Defunct NGO in Karachi, Pakistan

The Idara-e-Aman-o Insaf (Committee for Peace and Justice) was set up in 1974 by the Roman Catholic Archdiocese of Karachi and the Church of Pakistan in Karachi.

The Idare-e Amn-O-Insaf is an NGO. It is Pakistan-based and run by Pakistani Christians. The charity deals with social and labor issues, while it also publishes a magazine called Jafakash (Hard Worker). A recent issue dealt with Pakistan's controversial blasphemy laws. Tauqir Chughtai, a political and social commentator, was editor of the monthly Jafakash magazine from 1990 to 2002. For a while journalist Rahim Bakhsh Azad was also editor of Jafakash.

On 25 September 2002, seven Christians were killed at the Idare-e Amn-O-Insaf office in Karachi. These murders were the latest in a series of acts of violence targeting the Christian minority community in Pakistan.
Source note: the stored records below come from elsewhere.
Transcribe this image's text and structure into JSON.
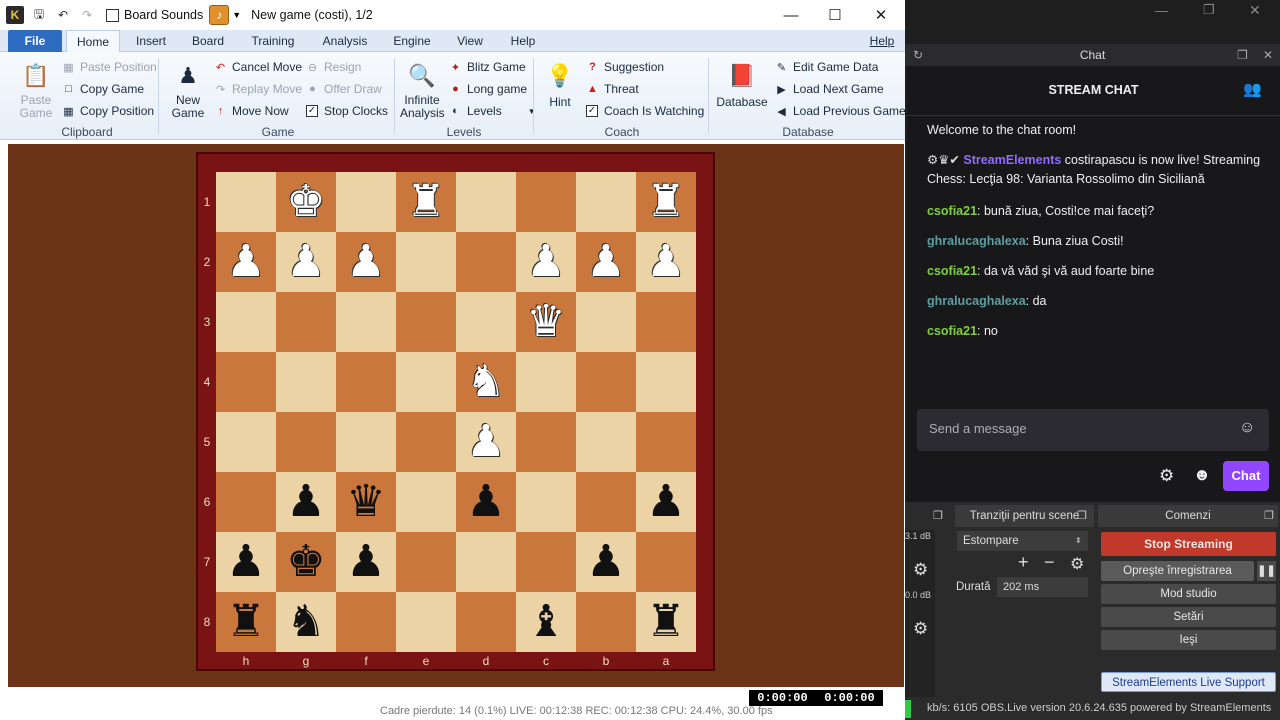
{
  "window": {
    "title": "New game  (costi), 1/2",
    "board_sounds_label": "Board Sounds",
    "minimize": "—",
    "maximize": "☐",
    "close": "✕"
  },
  "ribbon": {
    "tabs": [
      "File",
      "Home",
      "Insert",
      "Board",
      "Training",
      "Analysis",
      "Engine",
      "View",
      "Help"
    ],
    "help_right": "Help",
    "clipboard": {
      "paste_game": [
        "Paste",
        "Game"
      ],
      "paste_position": "Paste Position",
      "copy_game": "Copy Game",
      "copy_position": "Copy Position",
      "group": "Clipboard"
    },
    "game": {
      "new_game": [
        "New",
        "Game"
      ],
      "cancel_move": "Cancel Move",
      "replay_move": "Replay Move",
      "move_now": "Move Now",
      "resign": "Resign",
      "offer_draw": "Offer Draw",
      "stop_clocks": "Stop Clocks",
      "group": "Game"
    },
    "levels": {
      "infinite_analysis": [
        "Infinite",
        "Analysis"
      ],
      "blitz_game": "Blitz Game",
      "long_game": "Long game",
      "levels": "Levels",
      "group": "Levels"
    },
    "coach": {
      "hint": "Hint",
      "suggestion": "Suggestion",
      "threat": "Threat",
      "coach_watching": "Coach Is Watching",
      "group": "Coach"
    },
    "database": {
      "database": "Database",
      "edit_game_data": "Edit Game Data",
      "load_next_game": "Load Next Game",
      "load_previous_game": "Load Previous Game",
      "group": "Database"
    }
  },
  "board": {
    "ranks": [
      "1",
      "2",
      "3",
      "4",
      "5",
      "6",
      "7",
      "8"
    ],
    "files": [
      "h",
      "g",
      "f",
      "e",
      "d",
      "c",
      "b",
      "a"
    ],
    "rows": [
      [
        "",
        "wK",
        "",
        "wR",
        "",
        "",
        "",
        "wR"
      ],
      [
        "wP",
        "wP",
        "wP",
        "",
        "",
        "wP",
        "wP",
        "wP"
      ],
      [
        "",
        "",
        "",
        "",
        "",
        "wQ",
        "",
        ""
      ],
      [
        "",
        "",
        "",
        "",
        "wN",
        "",
        "",
        ""
      ],
      [
        "",
        "",
        "",
        "",
        "wP",
        "",
        "",
        ""
      ],
      [
        "",
        "bP",
        "bQ",
        "",
        "bP",
        "",
        "",
        "bP"
      ],
      [
        "bP",
        "bK",
        "bP",
        "",
        "",
        "",
        "bP",
        ""
      ],
      [
        "bR",
        "bN",
        "",
        "",
        "",
        "bB",
        "",
        "bR"
      ]
    ]
  },
  "clocks": {
    "white": "0:00:00",
    "black": "0:00:00"
  },
  "under_status": "Cadre pierdute: 14 (0.1%)      LIVE: 00:12:38      REC: 00:12:38      CPU: 24.4%, 30.00 fps",
  "obs": {
    "chat_dock_title": "Chat",
    "stream_chat_title": "STREAM CHAT",
    "welcome": "Welcome to the chat room!",
    "messages": [
      {
        "user": "StreamElements",
        "color": "#8f6cff",
        "text": " costirapascu is now live! Streaming Chess: Lecţia 98: Varianta Rossolimo din Siciliană"
      },
      {
        "user": "csofia21",
        "color": "#7fd13b",
        "text": ": bună ziua, Costi!ce mai faceţi?"
      },
      {
        "user": "ghralucaghalexa",
        "color": "#5f9ea0",
        "text": ": Buna ziua Costi!"
      },
      {
        "user": "csofia21",
        "color": "#7fd13b",
        "text": ": da vă văd şi vă aud foarte bine"
      },
      {
        "user": "ghralucaghalexa",
        "color": "#5f9ea0",
        "text": ": da"
      },
      {
        "user": "csofia21",
        "color": "#7fd13b",
        "text": ": no"
      }
    ],
    "send_placeholder": "Send a message",
    "chat_button": "Chat",
    "transitions_title": "Tranziţii pentru scene",
    "controls_title": "Comenzi",
    "transition": "Estompare",
    "duration_label": "Durată",
    "duration_value": "202 ms",
    "db_top": "3.1 dB",
    "db_bottom": "0.0 dB",
    "buttons": [
      "Stop Streaming",
      "Opreşte înregistrarea",
      "Mod studio",
      "Setări",
      "Ieşi"
    ],
    "support": "StreamElements Live Support",
    "status": "kb/s: 6105    OBS.Live version 20.6.24.635 powered by StreamElements"
  },
  "colors": {
    "twitch_purple": "#9147ff",
    "stop_stream": "#c0392b"
  }
}
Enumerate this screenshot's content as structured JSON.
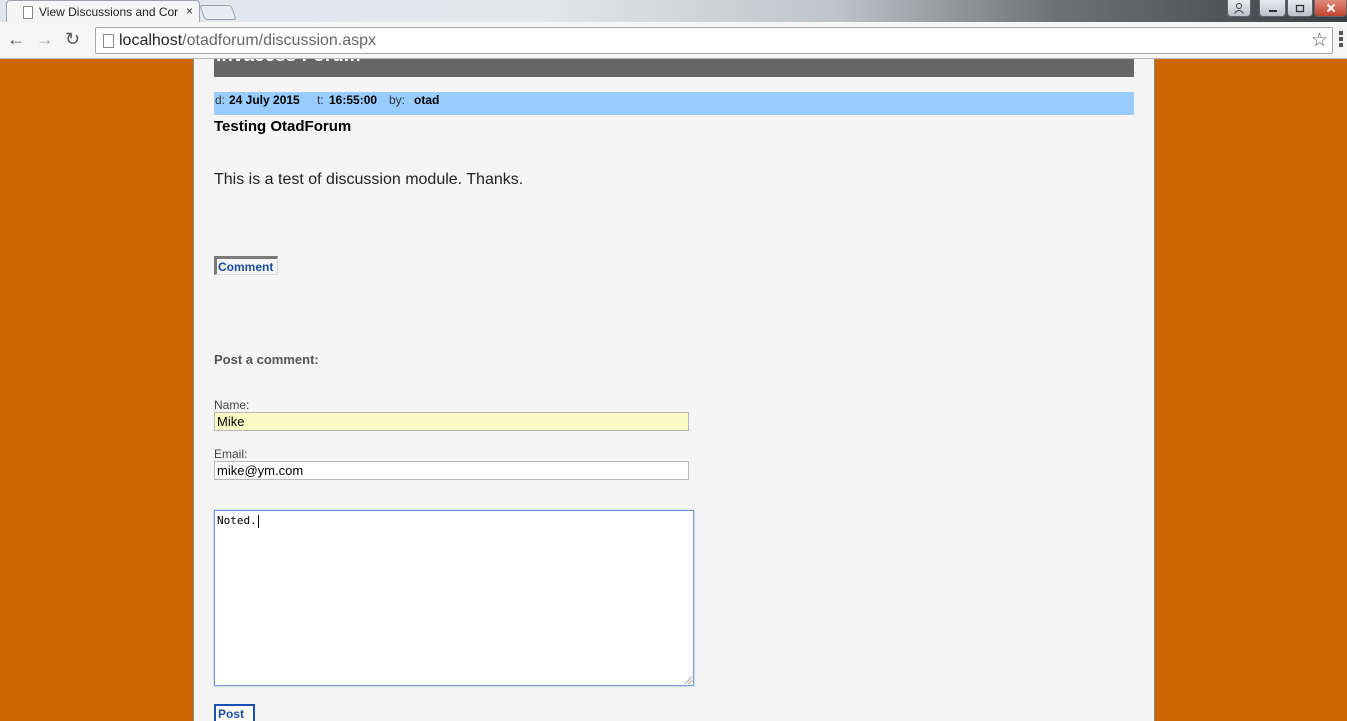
{
  "browser": {
    "tab_title": "View Discussions and Cor",
    "tab_close": "×",
    "url_host": "localhost",
    "url_path": "/otadforum/discussion.aspx",
    "back_glyph": "←",
    "forward_glyph": "→",
    "reload_glyph": "↻",
    "star_glyph": "☆",
    "icons": [
      "document-icon",
      "back-arrow-icon",
      "forward-arrow-icon",
      "reload-icon",
      "bookmark-star-icon",
      "menu-icon",
      "user-icon",
      "minimize-icon",
      "maximize-icon",
      "close-icon"
    ]
  },
  "forum": {
    "header_title": "Invacess Forum"
  },
  "topic": {
    "date_label": "d:",
    "date_value": "24 July 2015",
    "time_label": "t:",
    "time_value": "16:55:00",
    "by_label": "by:",
    "by_value": "otad",
    "title": "Testing OtadForum",
    "body": "This is a test of discussion module. Thanks.",
    "comment_button": "Comment"
  },
  "form": {
    "heading": "Post a comment:",
    "name_label": "Name:",
    "name_value": "Mike",
    "email_label": "Email:",
    "email_value": "mike@ym.com",
    "comment_value": "Noted.",
    "post_button": "Post"
  },
  "colors": {
    "page_background": "#cc6600",
    "content_background": "#f5f5f5",
    "header_bar": "#666666",
    "meta_bar": "#99ccff",
    "name_field_autofill": "#fafcc6",
    "button_text": "#1a4fa0"
  }
}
On September 25, 2003, the two Church sponsors of the Idara marked the first anniversary of the killing of the seven Idara workers. A Mass was celebrated at St. Patrick´s Cathedral followed by a meeting of family members of the victims with Church officials and police. Idara administrator Zafar Iqbal said that the bishops were to meet soon to finalize the resumption of activities by the committee and it was hoped that the office could be open again in a few months.

There are two similar organizations for Social Action in Pakistan: the Human Development Center Toba Tek Singh and the Justice & Peace Commission - Multan. There is also a National Commission for Justice and Peace of the Catholic Church in Pakistan. In 2009, Peter Jacob was the executive secretary of the NCJP and Archbishop Lawrence Saldanha was the chairperson of the Commission.

After the murders in 2002 the Idara was not able to recover and never re-opened. However, a branch of the Idara-e-Amn-o-Insaf was reported to be functioning in Lahore in 2012.